La concertation va se poursuivre dans les mois qui viennent avec
l'ensemble des acteurs.

Qu'attendez-vous des concertations sur le compte personnel de
formation, et de la rencontre quadripartite sur les modalités de
financement ?


La loi relative à la sécurisation de l'emploi va poser les fondations
du compte personnel de formation. Deux processus de discussion
complémentaires s'avèrent désormais nécessaires : d'une part, une
concertation quadripartite entre l'État, les Régions et les partenaires
sociaux. L'objectif est de construire ce que nous appelons le “premier
étage du compte", celui qui doit permettre demain à chaque jeune,
chaque salarié ou demandeur d'emploi sans qualification d'en acquérir
une. Cette concertation originale va s'engager dans les semaines qui
viennent.

Par ailleurs, il faut que les partenaires sociaux discutent entre eux
des autres modalités de mise en œuvre et de financement du compte
personnel, dans la continuité des principes issus de l'accord national
interprofessionnel et de la prochaine loi. Je pressens d'ailleurs que
l'évolution du système autour du compte personnel pourrait constituer
un axe central de la prochaine réforme de la formation professionnelle.
Mon ambition est que le compte personnel ne soit pas qu'un
succédané du droit individuel à la formation. Il devra constituer
demain un outil majeur pour accéder à la qualification et organiser
les transitions professionnelles.

Vous avez évoqué la nécessité de “revoir la tuyauterie", les circuits de financement de la formation professionnelle pour que la formation “aille à ceux qui en ont le plus besoin". Qu'entendez-vous précisément par cela ?

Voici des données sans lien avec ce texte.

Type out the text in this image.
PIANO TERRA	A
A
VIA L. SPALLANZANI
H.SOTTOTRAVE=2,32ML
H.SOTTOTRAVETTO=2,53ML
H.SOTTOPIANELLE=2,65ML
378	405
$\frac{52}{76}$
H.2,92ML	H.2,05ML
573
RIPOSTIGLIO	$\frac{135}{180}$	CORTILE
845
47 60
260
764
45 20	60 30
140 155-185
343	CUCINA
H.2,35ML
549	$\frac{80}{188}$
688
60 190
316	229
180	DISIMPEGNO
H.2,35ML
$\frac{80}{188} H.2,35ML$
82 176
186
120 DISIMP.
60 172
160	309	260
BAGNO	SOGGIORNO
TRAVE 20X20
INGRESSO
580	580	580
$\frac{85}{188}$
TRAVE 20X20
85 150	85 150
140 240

Cette réforme s'inscrira dans le cadre du “dialogue social à la française" que nous voulons promouvoir. Elle sera assurément l'un des sujets centraux de la deuxième conférence sociale qui se tiendra avant l'été ;

La méthode sera la même : un document d'orientation sera adressé
aux partenaires sociaux à l'issue de la grande conférence sociale, une
négociation interprofessionnelle s'engagera ensuite; un projet de loi
interviendra d'ici la fin de l'année.

Cette réforme n'est pas une affaire de plomberie ou de tuyauterie.
Il ne s'agit pas de poser des rustines mais de porter de nouvelles
ambitions, de revisiter certains dispositifs, ceux notamment dont les
acteurs s'accordent à dire qu'ils peuvent être améliorés, dans le sens
de l'efficacité mais aussi de la justice. Les financements sont importants car ils assurent l'effectivité des droits. Mais cet aspect viendra ensuite, en soutien des choix et du sens de la réforme.